While I was working on improving the map download system, I also wanted to make the photo downloads simpler as well. So now, rather than waiting while the photos download, you can go about your business while downloads happen in the background. Each trail section will have a setting toggle for automatic photo syncing, which means the app will check for new photos without any extra work on your part, and will download them automatically if they exist on my servers. If you don’t want the photos for a section of the trail, just turn off syncing, and the files will be deleted for that section. Easy as pie!

More Stable and Efficient
Many of the upgrades I’m making aren’t flashy and exciting new features, but will improve the speed and stability of the apps. Fewer crashes and faster loading are always high on my priority list for upgrades in the apps. With phones becoming exponentially faster each year, incremental improvements in how quickly the elevation profile loads, or how quickly you can switch from one section of the trail to the next aren’t going to be as noticeable to you on your shiny new iPhone 6+, but I try to be a perfectionist anyway.

Stay tuned for more news about what’s coming up in the future!
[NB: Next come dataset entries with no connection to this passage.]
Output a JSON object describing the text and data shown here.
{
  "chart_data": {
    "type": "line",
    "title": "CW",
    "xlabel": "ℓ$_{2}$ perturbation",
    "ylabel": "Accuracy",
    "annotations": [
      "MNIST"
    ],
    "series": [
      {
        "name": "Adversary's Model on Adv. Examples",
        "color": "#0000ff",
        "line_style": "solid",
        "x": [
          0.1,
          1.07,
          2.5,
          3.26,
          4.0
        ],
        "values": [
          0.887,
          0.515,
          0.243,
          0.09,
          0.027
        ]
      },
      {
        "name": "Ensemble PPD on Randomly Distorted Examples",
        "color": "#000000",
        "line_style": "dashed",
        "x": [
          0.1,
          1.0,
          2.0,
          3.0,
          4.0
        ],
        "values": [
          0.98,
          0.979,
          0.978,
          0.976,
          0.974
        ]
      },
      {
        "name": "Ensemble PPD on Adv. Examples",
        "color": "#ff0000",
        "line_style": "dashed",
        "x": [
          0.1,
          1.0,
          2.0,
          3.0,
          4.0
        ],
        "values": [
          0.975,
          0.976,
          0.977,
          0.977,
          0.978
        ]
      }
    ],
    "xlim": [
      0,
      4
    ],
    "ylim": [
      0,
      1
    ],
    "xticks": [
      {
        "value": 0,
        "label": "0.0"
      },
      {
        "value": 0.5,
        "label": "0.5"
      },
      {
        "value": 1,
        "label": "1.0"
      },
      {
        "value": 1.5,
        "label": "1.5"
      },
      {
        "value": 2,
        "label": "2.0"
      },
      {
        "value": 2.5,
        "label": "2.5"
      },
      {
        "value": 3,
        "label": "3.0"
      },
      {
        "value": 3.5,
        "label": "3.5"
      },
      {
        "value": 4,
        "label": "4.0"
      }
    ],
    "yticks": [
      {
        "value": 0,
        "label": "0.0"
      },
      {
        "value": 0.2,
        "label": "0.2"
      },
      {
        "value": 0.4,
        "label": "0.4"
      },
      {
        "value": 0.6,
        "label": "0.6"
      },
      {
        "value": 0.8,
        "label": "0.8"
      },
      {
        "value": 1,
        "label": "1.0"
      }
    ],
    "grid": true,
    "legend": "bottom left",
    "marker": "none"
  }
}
The plane leaves in less than three days, and I’m barely ready for it. The a past few weeks have been a blur of loading food drops, gathering backpacking gear, fixing app bugs, traveling back and forth from Portland to my parents’ place, saying farewells. Time has lost most meaning except as a way to know I’m behind where I need to be. I don’t remember my other big trips being so frantic in the days before leaving home. Somehow, despite the stresses, I feel great.

Not the worst mess for packing, but far from organized.
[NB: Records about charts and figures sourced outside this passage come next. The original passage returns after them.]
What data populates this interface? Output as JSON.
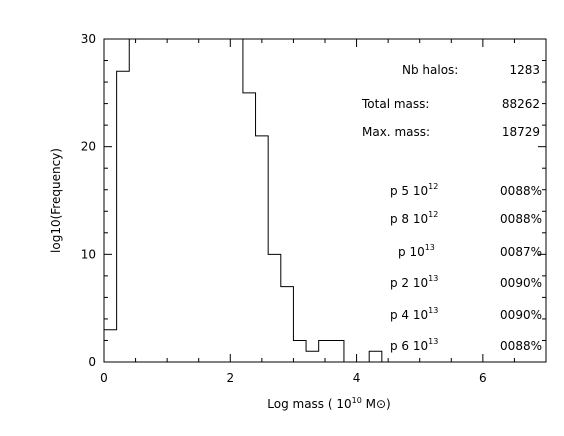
{
  "chart_data": {
    "type": "histogram",
    "xlabel": "Log mass ( 10^10 M⊙)",
    "ylabel": "log10(Frequency)",
    "xlim": [
      0,
      7
    ],
    "ylim": [
      0,
      30
    ],
    "x_ticks": [
      0,
      2,
      4,
      6
    ],
    "y_ticks": [
      0,
      10,
      20,
      30
    ],
    "grid": false,
    "bin_edges": [
      0.0,
      0.2,
      0.4,
      0.6,
      0.8,
      1.0,
      1.2,
      1.4,
      1.6,
      1.8,
      2.0,
      2.2,
      2.4,
      2.6,
      2.8,
      3.0,
      3.2,
      3.4,
      3.6,
      3.8,
      4.0,
      4.2,
      4.4,
      4.6,
      4.8,
      5.0,
      5.2
    ],
    "counts": [
      3,
      27,
      30,
      30,
      30,
      30,
      30,
      30,
      30,
      30,
      30,
      25,
      21,
      10,
      7,
      2,
      1,
      2,
      2,
      0,
      0,
      1,
      0,
      0,
      0,
      0
    ],
    "xlabel_parts": {
      "before": "Log mass ( ",
      "base": "10",
      "exp": "10",
      "unit": " M⊙)"
    },
    "stats": [
      {
        "label": "Nb halos:",
        "value": "1283"
      },
      {
        "label": "Total mass:",
        "value": "88262"
      },
      {
        "label": "Max. mass:",
        "value": "18729"
      }
    ],
    "percent_rows": [
      {
        "prefix": "p 5 ",
        "base": "10",
        "exp": "12",
        "value": "0088%"
      },
      {
        "prefix": "p 8 ",
        "base": "10",
        "exp": "12",
        "value": "0088%"
      },
      {
        "prefix": "p ",
        "base": "10",
        "exp": "13",
        "value": "0087%"
      },
      {
        "prefix": "p 2 ",
        "base": "10",
        "exp": "13",
        "value": "0090%"
      },
      {
        "prefix": "p 4 ",
        "base": "10",
        "exp": "13",
        "value": "0090%"
      },
      {
        "prefix": "p 6 ",
        "base": "10",
        "exp": "13",
        "value": "0088%"
      }
    ]
  }
}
Not the worst mess for packing, but far from organized.

A few weeks ago, two app users alerted me to a bug in the apps that occurred when starting the app in an area of low cell signal. My crash reporting software showed no trace of these crashes, but as I searched around for the cause, I realized the problem was more widespread. How frustrating. I searched frantically, two weekends in a row on the trail so I could experience the same conditions that caused the problem, but again and again I failed to understand the cause.

Finally, a lucky break, I found the exact problem during my hours of poring over code and software developer forums. It was only three days ago, leaving me less than a week to fix the apps and send them out to the world. I don’t like cutting things so close, but I hate the thought of leaving any major bugs in the program while I’m away for the summer. The past few weeks have been bad for sleeping, with possible reasons for the bug flowing through my mind. And they’ve been bad for my eyes. Too much screen time makes my eyes itch.
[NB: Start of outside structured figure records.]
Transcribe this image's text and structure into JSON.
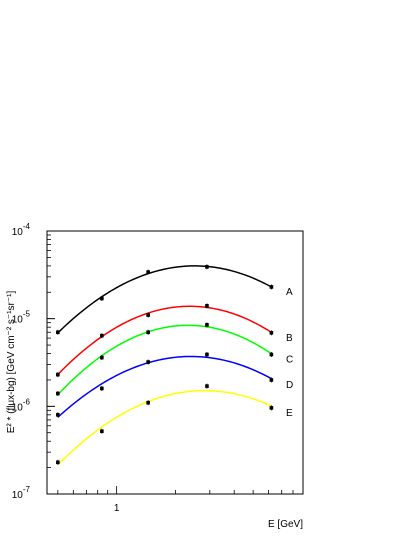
{
  "chart_data": {
    "type": "line",
    "title": "",
    "xlabel": "E [GeV]",
    "ylabel": "E² * (flux-bg) [GeV cm⁻² s⁻¹sr⁻¹]",
    "xscale": "log",
    "yscale": "log",
    "xlim": [
      0.44,
      9.0
    ],
    "ylim": [
      1e-07,
      0.0001
    ],
    "x_ticks": [
      {
        "value": 1,
        "label": "1"
      }
    ],
    "y_ticks": [
      {
        "value": 0.0001,
        "base": "10",
        "exp": "-4"
      },
      {
        "value": 1e-05,
        "base": "10",
        "exp": "-5"
      },
      {
        "value": 1e-06,
        "base": "10",
        "exp": "-6"
      },
      {
        "value": 1e-07,
        "base": "10",
        "exp": "-7"
      }
    ],
    "grid": false,
    "x": [
      0.5,
      0.84,
      1.45,
      2.9,
      6.2
    ],
    "series": [
      {
        "name": "A",
        "color": "#000000",
        "values": [
          7e-06,
          1.7e-05,
          3.4e-05,
          3.9e-05,
          2.3e-05
        ]
      },
      {
        "name": "B",
        "color": "#ff0000",
        "values": [
          2.3e-06,
          6.4e-06,
          1.1e-05,
          1.4e-05,
          6.9e-06
        ]
      },
      {
        "name": "C",
        "color": "#00ff00",
        "values": [
          1.4e-06,
          3.6e-06,
          7e-06,
          8.5e-06,
          3.9e-06
        ]
      },
      {
        "name": "D",
        "color": "#0000ff",
        "values": [
          8e-07,
          1.6e-06,
          3.2e-06,
          3.9e-06,
          2e-06
        ]
      },
      {
        "name": "E",
        "color": "#ffff00",
        "values": [
          2.3e-07,
          5.2e-07,
          1.1e-06,
          1.7e-06,
          9.6e-07
        ]
      }
    ]
  }
}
Starting to sort the food packages.

Starting to sort the food packages.

But I’m done with the programming for now, at least as much as I can be. Now it’s time for hike preparations. Next week begins the most ambitious backpacking trip I’ve ever planned for myself. Nearly 1000 miles, and no more than 45 days from start to finish. This may not be the smartest decision. But the challenge is pretty exciting.

For the past few weeks, in what little downtime I could find between programming, I’ve been buying loads of hiking food, organizing gear, testing new equipment, packing food boxes, studying maps and guides, planning logistics, and trying to organize the things I’ll leave at home. The mess in my room is smaller than it could be, but I have to wonder how it compares to my previous hikes. This is the part I always seem to block out of memory. Is getting ready for this kind of backpacking trip always this chaotic?

Soon enough, I’ll have to let go of all the anxieties and just get on with the hike. And everything will work out just fine.